Samuel Dorsey, a planter, purchased the estate in 1873. After Dorsey died in 1875, his widow, Sarah Dorsey, learned that Davis was facing difficulties. Dorsey invited Davis to visit the plantation, offering him a cottage near the main house where he could live and work on his memoirs. Davis ended up living there the rest of his life with his wife, Varina Davis, and his youngest daughter, Varina Anne Davis (known as "Winnie").
Ill with cancer in 1878, Dorsey remade her will, bequeathing Beauvoir to Jefferson Davis and making Winnie the residuary legatee, inheriting after her father died. The three Davises lived at Beauvoir until Jefferson Davis died in 1889. Varina and Winnie moved to New York City in 1891.

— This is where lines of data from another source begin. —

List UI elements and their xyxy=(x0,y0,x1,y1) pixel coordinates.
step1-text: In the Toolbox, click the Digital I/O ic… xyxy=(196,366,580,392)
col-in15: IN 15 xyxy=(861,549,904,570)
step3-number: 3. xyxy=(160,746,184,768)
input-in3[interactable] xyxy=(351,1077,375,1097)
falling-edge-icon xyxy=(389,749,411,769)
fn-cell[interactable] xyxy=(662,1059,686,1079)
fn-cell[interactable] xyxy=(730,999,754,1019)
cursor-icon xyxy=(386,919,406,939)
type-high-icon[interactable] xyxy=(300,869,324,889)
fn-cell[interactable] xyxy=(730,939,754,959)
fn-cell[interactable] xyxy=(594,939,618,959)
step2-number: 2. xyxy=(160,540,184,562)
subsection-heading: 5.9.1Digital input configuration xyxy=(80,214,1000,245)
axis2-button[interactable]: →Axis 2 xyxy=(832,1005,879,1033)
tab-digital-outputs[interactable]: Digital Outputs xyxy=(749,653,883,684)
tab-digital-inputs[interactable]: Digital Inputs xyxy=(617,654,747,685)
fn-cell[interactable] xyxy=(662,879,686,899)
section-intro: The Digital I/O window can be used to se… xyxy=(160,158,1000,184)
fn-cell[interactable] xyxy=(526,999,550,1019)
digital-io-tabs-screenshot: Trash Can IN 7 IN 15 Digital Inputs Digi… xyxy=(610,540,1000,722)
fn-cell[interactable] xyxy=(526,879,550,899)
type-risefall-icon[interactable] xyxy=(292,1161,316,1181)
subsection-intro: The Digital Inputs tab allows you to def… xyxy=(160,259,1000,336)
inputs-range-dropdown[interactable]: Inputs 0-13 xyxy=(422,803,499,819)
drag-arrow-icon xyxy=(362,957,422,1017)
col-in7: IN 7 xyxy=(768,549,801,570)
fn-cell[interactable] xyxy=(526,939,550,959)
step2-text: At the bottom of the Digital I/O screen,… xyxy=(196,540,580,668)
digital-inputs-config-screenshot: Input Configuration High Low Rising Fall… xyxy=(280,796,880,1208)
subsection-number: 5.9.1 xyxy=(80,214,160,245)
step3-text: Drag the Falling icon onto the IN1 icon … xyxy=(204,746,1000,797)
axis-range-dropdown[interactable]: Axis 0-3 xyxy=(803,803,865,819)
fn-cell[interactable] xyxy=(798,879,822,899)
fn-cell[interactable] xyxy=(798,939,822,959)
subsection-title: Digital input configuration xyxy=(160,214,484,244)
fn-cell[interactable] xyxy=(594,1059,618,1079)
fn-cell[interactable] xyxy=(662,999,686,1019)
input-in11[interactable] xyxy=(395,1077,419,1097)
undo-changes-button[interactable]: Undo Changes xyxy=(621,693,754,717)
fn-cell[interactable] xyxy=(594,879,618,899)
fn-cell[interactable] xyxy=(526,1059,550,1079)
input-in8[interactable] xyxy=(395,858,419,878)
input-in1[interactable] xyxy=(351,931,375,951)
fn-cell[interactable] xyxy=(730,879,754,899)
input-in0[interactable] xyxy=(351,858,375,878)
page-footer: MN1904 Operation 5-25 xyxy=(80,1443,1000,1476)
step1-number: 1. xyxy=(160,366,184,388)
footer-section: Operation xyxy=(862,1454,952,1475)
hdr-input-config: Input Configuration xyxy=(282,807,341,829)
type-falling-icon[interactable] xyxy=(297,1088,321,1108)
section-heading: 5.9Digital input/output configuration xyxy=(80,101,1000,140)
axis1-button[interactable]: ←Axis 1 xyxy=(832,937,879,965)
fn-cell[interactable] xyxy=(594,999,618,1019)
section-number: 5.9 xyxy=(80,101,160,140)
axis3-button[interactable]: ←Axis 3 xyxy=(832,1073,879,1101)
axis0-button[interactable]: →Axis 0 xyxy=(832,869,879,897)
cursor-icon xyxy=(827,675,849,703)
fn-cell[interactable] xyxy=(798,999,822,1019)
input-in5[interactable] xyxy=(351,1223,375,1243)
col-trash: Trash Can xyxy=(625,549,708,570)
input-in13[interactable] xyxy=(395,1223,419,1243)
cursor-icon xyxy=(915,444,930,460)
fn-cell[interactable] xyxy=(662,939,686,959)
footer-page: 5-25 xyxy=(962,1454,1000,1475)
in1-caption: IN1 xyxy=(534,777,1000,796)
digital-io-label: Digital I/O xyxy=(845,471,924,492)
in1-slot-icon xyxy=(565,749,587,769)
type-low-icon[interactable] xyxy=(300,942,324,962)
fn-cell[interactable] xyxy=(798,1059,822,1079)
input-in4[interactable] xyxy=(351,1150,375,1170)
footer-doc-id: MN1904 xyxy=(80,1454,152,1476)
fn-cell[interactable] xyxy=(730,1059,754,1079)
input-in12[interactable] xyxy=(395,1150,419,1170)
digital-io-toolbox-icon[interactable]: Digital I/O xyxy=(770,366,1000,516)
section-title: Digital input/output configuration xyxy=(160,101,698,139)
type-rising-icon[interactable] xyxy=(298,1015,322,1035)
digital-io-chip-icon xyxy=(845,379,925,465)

After Winnie died in 1898, Varina Davis inherited the plantation. Davis sold it in 1902 to the Mississippi Division of the Sons of Confederate Veterans with the stipulation that it be used as a Confederate States Army veterans home and later as a memorial to her husband. Barracks were built nearby, and the property was used as such a home until 1953, with the death of the last Confederate veteran in Mississippi. At that time, the main house was adapted as a house museum. In 1998, a library was completed and opened on-site.
Beauvoir survived Hurricane Camille in 1969. The main house and library were badly damaged, and other outbuildings were destroyed during Hurricane Katrina on August 29, 2005. The house was restored and reopened while work continued on the library.